I felt a spurt of satisfaction at how fast the attendants fled.
I faced my sister. “Well?”
Her face was still contorted with pain. “What do you think? It’s been days and it hasn’t even moved. It needs to be cut out.”
She threw back her robes, revealing the swollen skin. A ripple passed across the surface of her belly, from left to right, then back again.
I knew little of childbirth. I had never attended my mother, nor any of my cousins. A few things I remembered hearing. “Have you tried pushing from your knees?”
“Of course I’ve tried it!” She screamed as the spasm came again. “I’ve had eight children! Just cut the fucking thing out of me!”
From my bag I drew out a pain draught.
“Are you stupid? I’m not going to be put to sleep like some infant. Give me the willow bark.”

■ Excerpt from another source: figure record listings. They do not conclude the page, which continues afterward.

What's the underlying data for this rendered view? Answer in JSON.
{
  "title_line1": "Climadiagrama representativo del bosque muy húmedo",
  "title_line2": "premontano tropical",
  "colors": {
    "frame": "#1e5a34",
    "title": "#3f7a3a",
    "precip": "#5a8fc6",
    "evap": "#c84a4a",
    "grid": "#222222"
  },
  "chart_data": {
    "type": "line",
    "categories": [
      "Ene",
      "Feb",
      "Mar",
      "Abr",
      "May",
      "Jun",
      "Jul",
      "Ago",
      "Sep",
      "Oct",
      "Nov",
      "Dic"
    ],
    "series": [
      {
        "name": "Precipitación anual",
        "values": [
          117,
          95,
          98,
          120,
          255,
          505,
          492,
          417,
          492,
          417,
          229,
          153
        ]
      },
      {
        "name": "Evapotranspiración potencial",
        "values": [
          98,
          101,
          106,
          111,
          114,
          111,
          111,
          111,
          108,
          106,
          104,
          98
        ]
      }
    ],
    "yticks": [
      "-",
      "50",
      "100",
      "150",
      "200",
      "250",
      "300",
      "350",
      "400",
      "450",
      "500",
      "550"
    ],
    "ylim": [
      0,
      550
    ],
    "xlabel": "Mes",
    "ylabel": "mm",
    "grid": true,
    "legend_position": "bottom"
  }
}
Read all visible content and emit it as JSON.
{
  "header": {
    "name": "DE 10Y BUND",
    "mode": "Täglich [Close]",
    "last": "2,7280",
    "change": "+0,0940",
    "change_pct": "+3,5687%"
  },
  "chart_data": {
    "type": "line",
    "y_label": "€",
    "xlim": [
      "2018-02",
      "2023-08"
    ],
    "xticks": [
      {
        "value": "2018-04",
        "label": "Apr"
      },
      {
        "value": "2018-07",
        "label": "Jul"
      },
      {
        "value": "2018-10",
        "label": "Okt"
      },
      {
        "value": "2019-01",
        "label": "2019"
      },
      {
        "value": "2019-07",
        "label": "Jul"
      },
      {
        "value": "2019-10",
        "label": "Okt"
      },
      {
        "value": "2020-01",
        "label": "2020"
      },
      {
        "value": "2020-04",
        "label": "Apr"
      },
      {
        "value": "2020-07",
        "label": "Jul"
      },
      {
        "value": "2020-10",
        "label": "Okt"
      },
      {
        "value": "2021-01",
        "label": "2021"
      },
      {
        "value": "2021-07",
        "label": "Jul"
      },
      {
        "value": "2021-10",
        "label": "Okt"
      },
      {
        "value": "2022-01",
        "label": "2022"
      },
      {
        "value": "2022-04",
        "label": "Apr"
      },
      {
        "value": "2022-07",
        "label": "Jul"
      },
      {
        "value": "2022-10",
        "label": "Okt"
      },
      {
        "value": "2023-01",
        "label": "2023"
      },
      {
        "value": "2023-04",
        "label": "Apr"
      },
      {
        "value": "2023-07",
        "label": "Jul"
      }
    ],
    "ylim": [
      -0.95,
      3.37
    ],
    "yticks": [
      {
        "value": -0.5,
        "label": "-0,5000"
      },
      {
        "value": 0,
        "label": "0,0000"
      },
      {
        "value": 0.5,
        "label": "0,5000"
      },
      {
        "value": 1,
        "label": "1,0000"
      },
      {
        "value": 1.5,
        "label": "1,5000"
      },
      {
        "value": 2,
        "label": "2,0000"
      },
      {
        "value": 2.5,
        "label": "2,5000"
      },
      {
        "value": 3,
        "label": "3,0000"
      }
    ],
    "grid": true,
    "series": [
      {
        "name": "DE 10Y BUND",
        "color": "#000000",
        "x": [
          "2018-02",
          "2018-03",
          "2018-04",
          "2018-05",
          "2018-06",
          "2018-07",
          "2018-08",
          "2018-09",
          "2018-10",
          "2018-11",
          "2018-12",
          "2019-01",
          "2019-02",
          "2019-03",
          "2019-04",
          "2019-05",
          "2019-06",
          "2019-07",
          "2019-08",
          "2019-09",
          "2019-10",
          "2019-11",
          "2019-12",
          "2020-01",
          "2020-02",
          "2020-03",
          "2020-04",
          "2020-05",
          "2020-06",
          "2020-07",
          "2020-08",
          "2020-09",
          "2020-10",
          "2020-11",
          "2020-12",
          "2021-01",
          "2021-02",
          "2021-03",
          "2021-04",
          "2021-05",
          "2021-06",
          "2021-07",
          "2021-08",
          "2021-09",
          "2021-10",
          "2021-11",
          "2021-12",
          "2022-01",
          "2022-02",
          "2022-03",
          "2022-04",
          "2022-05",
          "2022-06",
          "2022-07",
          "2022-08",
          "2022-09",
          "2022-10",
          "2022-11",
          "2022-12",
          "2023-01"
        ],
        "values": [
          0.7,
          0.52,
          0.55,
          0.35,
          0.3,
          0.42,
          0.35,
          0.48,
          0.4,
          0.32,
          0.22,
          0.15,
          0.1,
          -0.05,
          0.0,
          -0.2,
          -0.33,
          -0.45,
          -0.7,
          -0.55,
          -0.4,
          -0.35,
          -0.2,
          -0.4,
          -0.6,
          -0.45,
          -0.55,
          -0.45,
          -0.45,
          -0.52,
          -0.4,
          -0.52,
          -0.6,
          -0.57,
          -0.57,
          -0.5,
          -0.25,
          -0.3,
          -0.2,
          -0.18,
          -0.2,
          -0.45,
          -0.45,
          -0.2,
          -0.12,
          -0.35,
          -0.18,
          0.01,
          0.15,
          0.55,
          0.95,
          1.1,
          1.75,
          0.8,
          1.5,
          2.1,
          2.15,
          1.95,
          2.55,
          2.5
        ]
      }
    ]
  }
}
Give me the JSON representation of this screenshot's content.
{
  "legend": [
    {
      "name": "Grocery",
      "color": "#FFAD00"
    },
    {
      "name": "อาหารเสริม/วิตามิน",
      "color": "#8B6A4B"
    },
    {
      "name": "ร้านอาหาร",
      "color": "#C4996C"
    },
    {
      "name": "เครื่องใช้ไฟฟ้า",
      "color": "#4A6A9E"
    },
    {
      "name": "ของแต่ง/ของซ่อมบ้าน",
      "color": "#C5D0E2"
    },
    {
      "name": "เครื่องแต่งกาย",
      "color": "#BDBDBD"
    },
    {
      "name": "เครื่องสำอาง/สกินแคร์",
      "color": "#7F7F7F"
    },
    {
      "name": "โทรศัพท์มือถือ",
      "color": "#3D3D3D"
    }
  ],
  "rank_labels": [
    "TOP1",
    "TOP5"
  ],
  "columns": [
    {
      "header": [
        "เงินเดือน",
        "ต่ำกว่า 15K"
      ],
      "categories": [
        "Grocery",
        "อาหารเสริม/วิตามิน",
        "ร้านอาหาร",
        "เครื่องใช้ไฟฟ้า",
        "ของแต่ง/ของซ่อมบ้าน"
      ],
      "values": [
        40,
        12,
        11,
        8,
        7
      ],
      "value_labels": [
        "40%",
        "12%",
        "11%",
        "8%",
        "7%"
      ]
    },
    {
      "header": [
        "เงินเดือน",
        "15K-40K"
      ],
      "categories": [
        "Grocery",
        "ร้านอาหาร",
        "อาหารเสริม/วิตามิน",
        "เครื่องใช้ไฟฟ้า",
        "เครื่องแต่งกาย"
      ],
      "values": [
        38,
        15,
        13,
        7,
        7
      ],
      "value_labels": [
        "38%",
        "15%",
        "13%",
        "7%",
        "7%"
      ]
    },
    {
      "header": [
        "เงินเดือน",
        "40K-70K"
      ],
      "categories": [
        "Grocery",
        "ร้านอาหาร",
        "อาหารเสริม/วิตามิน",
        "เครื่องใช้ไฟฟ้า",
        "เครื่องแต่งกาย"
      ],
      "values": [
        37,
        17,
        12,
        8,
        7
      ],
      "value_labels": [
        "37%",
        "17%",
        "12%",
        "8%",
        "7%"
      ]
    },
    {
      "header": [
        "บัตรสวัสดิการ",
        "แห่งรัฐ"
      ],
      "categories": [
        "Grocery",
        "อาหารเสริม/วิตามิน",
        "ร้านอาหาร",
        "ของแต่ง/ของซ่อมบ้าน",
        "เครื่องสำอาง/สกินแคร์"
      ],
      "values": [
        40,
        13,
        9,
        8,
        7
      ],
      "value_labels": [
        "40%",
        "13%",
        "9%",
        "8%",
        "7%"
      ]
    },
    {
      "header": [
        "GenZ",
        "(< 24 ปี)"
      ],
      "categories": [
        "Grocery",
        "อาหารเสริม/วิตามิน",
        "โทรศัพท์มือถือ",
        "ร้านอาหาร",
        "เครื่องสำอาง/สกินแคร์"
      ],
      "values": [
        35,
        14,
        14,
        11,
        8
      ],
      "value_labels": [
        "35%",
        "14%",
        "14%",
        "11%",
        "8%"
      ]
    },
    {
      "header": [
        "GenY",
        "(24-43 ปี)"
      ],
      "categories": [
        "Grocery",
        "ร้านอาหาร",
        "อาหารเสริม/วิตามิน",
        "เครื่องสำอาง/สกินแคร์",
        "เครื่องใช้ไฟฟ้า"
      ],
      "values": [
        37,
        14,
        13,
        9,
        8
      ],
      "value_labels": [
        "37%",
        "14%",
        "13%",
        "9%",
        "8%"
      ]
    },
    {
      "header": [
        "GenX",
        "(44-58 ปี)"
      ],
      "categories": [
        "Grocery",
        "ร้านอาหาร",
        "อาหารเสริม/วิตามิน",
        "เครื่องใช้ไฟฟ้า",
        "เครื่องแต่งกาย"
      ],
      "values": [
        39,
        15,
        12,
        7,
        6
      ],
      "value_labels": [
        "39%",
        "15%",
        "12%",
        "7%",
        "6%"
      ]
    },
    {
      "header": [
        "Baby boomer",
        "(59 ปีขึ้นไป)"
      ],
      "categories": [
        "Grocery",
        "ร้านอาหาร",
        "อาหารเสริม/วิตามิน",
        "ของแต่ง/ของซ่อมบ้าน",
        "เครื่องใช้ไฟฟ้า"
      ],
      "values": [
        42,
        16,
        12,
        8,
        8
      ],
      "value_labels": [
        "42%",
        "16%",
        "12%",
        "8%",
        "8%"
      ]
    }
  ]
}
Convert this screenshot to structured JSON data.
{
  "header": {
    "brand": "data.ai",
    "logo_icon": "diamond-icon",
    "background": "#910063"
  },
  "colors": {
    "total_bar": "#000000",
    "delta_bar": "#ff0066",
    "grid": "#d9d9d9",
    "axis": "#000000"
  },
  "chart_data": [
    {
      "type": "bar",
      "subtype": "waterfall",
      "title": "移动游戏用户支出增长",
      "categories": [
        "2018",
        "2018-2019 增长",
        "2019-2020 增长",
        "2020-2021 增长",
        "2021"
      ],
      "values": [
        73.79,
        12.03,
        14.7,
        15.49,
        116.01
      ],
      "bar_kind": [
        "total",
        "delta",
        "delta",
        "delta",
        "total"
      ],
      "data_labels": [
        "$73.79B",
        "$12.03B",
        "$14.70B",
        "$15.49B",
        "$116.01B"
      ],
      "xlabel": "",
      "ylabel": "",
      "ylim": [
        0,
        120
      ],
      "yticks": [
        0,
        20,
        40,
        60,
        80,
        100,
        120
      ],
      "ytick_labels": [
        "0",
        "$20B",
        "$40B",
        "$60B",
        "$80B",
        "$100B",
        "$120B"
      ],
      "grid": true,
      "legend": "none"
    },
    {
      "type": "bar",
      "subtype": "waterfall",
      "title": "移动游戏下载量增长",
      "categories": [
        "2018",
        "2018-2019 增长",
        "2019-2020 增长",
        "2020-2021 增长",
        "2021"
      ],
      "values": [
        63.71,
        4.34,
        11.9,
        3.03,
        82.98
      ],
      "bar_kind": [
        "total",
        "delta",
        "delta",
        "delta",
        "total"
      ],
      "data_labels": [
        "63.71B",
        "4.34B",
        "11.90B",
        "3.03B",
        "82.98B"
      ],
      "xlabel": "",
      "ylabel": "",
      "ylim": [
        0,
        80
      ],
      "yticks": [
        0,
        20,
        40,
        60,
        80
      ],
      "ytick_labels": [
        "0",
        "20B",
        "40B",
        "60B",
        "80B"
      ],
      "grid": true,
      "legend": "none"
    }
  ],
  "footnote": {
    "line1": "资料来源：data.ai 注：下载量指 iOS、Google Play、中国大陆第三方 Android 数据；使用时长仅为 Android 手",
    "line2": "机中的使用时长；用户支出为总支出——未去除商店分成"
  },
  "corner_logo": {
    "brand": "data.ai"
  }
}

“Willow is for headaches, not surgery.”
“Give it to me!”
I gave it, and she drained the bottle. “Daedalus,” she said, “take up the knife.”
I had forgotten he was there. He stood in the doorway, very still.
“Pasiphaë,” I said, “do not be perverse. You sent for me, now use me.”
She laughed
, a savage sound. “You think I trust you with that? You are for after. Anyway, it is fitting that Daedalus should do it, he knows why. Don’t you, craftsman? Will you tell my sister now, or shall we let it be a surprise?”
“I will do it,” Daedalus said to me. “It is my task.” He stepped to the table and took up the knife. The blade was honed to a hair’s edge.
She seized his wrist. “Just remember,” she said. “Remember what I will do if you think to go astray.”
He nodded mildly, though for the first time I saw something like anger in his eyes.
She drew her nail across the lower portion of her belly, leaving a red slice. “There,” she said.
The room was hot and close. I felt my hands slicked with sweat. How Daedalus held that knife steady I do not know. The tip bit into my sister’s skin, and blood welled, red and gold mixed. His arms were taut with effort, his jaw set. It took a long time, for my sister’s immortal flesh fought back, but Daedalus cut on with utmost concentration, and at last the glistening muscles parted, and the flesh beneath gave way. The path lay bare to my sister’s womb.
“Now you,” she said, looking at me. Her voice was hoarse and torn. “Get it out.”
The couch beneath her was sopping. The room was filled with the overripe stink of her ambrosial blood. Her belly had stopped rippling when Daedalus began to cut. It was tensed now. As if it were waiting, I thought.
I looked at my sister. “What is in there?”
Her golden hair was matted. “What do you think? A baby.”
I put my hands to that gap in her flesh. The blood pulsed hot against me. Slowly, I pressed through the muscles and the wet. My sister made a strangled croak.
I searched in that slickness, and at last there it was: the soft mass of an arm.
A relief. I could not even say what I had feared. Just a baby.
“I have it,” I said. My fingers inched upwards for purchase. I remember telling myself that I must be careful to find its head. I did not want it twisted when I began to pull.